Google Compute Engine: Monitor disk usage with Stackdriver

Setting up monitoring of your cloud servers are not only useful to get alerts when a server goes down or run out of disk. It's also very good to have historical data over performance metrics when troubleshooting issues. In this post I cover the basic setup and issues you can run into using Stackdriver for monitoring your Google Compute Engine servers. There are several Stackdriver features already plugged into the Google Cloud, we will focus on monitoring. Keeping track of our virtual infrastructure and use. Out of the box, just by enabling monitoring in the Google Cloud console, it will collect 5 basic metrics for all your instances.

  • CPU Usage
  • Disk Read I/O
  • Disk Write I/O
  • Network Inbound Traffic
  • Network Outbound Traffic

To get to a basic monitoring level we need at least memory and disk usage. Then we can start to look into more metrics in regards to applications and their performance.

Monitoring agent

To be able to collect these metrics we need to install the Stackdriver agent on the servers. Google have install instructions for the agent in their documentation where you can get a basic understanding of the whole setup process. It's actually very straight forward as long as you didn't change any of the "Cloud API access scopes" when you created the VM. If so make sure that your VM have at least "Write only" for the "Cloud Monitor API". Then you can just download the agent from the link in the install instructions and you will see additional metrics come in. The additional metrics are:

  • Memory usage
  • Open TCP connections
  • Page File Usage
  • Volume Usage (disk usage)

Issues with Volume Usage (disk usage)

So far I have installed the agent on 20 windows machines and all of them report all additional metrics except for the the disk usage.  In high through put and data intensive solutions this is one of the most important metrics. After ours of trouble shooting and browsing of documentation and forums I realized that I'm not the only one having the problem but no one had a good solution for it.  I then noticed that the download link for windows in the install instructions was named stackdriverInstaller-GCM-17.exe while the latest I could find directly from Stackdriver was stackdriverInstaller-39.exe. This leads me to believe that the versioned linked from the install instructions are outdated.

The GCM branded one is an automatic install, no input needed. The one downloaded from Stackdriver needs the API key to install. I couldn't find a good download page on the Stackdriver homepage but after Googling found a Support Center entry linking to their repo. At the same time this entry is from April 21st 2015 it seems to be outdated. I did however try different version numbers on the download link and 39 seems to be the latest one.

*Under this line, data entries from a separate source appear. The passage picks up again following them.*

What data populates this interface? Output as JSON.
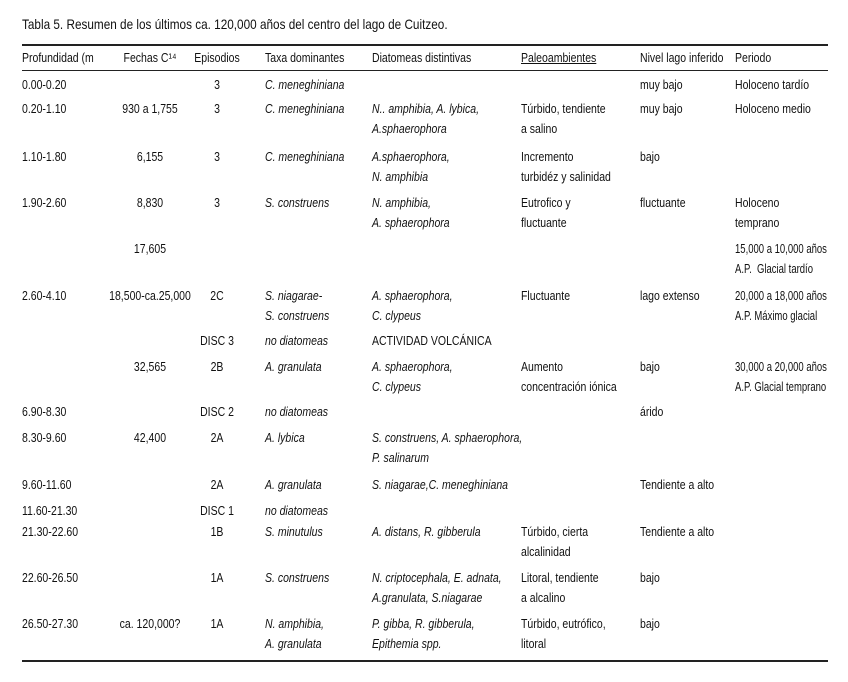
{
  "title": "Tabla 5. Resumen de los últimos ca. 120,000 años del centro del lago de Cuitzeo.",
  "table": {
    "header": [
      "Profundidad (m",
      "Fechas C¹⁴",
      "Episodios",
      "Taxa dominantes",
      "Diatomeas distintivas",
      "Paleoambientes",
      "Nivel lago inferido",
      "Periodo"
    ],
    "rows": [
      [
        "0.00-0.20",
        null,
        "3",
        "C. meneghiniana",
        null,
        null,
        "muy bajo",
        "Holoceno tardío"
      ],
      [
        "0.20-1.10",
        "930 a 1,755",
        "3",
        "C. meneghiniana",
        "N.. amphibia, A. lybica,\nA.sphaerophora",
        "Túrbido, tendiente\na salino",
        "muy bajo",
        "Holoceno medio"
      ],
      [
        "1.10-1.80",
        "6,155",
        "3",
        "C. meneghiniana",
        "A.sphaerophora,\nN. amphibia",
        "Incremento\nturbidéz y salinidad",
        "bajo",
        null
      ],
      [
        "1.90-2.60",
        "8,830",
        "3",
        "S. construens",
        "N. amphibia,\nA. sphaerophora",
        "Eutrofico y\nfluctuante",
        "fluctuante",
        "Holoceno\ntemprano"
      ],
      [
        null,
        "17,605",
        null,
        null,
        null,
        null,
        null,
        "15,000 a 10,000 años\nA.P.  Glacial tardío"
      ],
      [
        "2.60-4.10",
        "18,500-ca.25,000",
        "2C",
        "S. niagarae-\nS. construens",
        "A. sphaerophora,\nC. clypeus",
        "Fluctuante",
        "lago extenso",
        "20,000 a 18,000 años\nA.P. Máximo glacial"
      ],
      [
        null,
        null,
        "DISC 3",
        "no diatomeas",
        "ACTIVIDAD VOLCÁNICA",
        null,
        null,
        null
      ],
      [
        null,
        "32,565",
        "2B",
        "A. granulata",
        "A. sphaerophora,\nC. clypeus",
        "Aumento\nconcentración iónica",
        "bajo",
        "30,000 a 20,000 años\nA.P. Glacial temprano"
      ],
      [
        "6.90-8.30",
        null,
        "DISC 2",
        "no diatomeas",
        null,
        null,
        "árido",
        null
      ],
      [
        "8.30-9.60",
        "42,400",
        "2A",
        "A. lybica",
        "S. construens, A. sphaerophora,\nP. salinarum",
        null,
        null,
        null
      ],
      [
        "9.60-11.60",
        null,
        "2A",
        "A. granulata",
        "S. niagarae,C. meneghiniana",
        null,
        "Tendiente a alto",
        null
      ],
      [
        "11.60-21.30",
        null,
        "DISC 1",
        "no diatomeas",
        null,
        null,
        null,
        null
      ],
      [
        "21.30-22.60",
        null,
        "1B",
        "S. minutulus",
        "A. distans, R. gibberula",
        "Túrbido, cierta\nalcalinidad",
        "Tendiente a alto",
        null
      ],
      [
        "22.60-26.50",
        null,
        "1A",
        "S. construens",
        "N. criptocephala, E. adnata,\nA.granulata, S.niagarae",
        "Litoral, tendiente\na alcalino",
        "bajo",
        null
      ],
      [
        "26.50-27.30",
        "ca. 120,000?",
        "1A",
        "N. amphibia,\nA. granulata",
        "P. gibba, R. gibberula,\nEpithemia spp.",
        "Túrbido, eutrófico,\nlitoral",
        "bajo",
        null
      ]
    ]
  }
}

Anyhow it's much never then 17 at least, but as stated in the Google install instructions their is no way to check the current version of the Stackdriver agent currently installed on windows.

Enough about that! This install requires you to input your Stackdriver API key. If you open up the Stackdriver web-ui via the link in the Google Cloud Console and go under "Account settings" and "Agent" you will find it there. Account settings are found under the project dropdown next to the Stackdriver logo in the top left corner of the UI. Just copy the "Key" and past it into the install wizard.

Dashboards and filtering

Now you can create dashboards with different metric charts to get a good overview of your system. The charts can be filtered on resource name via regex. So far I have not been able to filter out specific drive letters. In the view, as well as the underlying JSON, the data is in the format of {instance name}(C:) for example. So a regex like ^.*\(C:\) should match all C:\ drives but it doesn't work. It's not a big issue but there is a few improvements that I hope will come shortly. We have to remember that at this point Stackdriver functionality comes to Google Cloud as beta and does not have any SLA at all.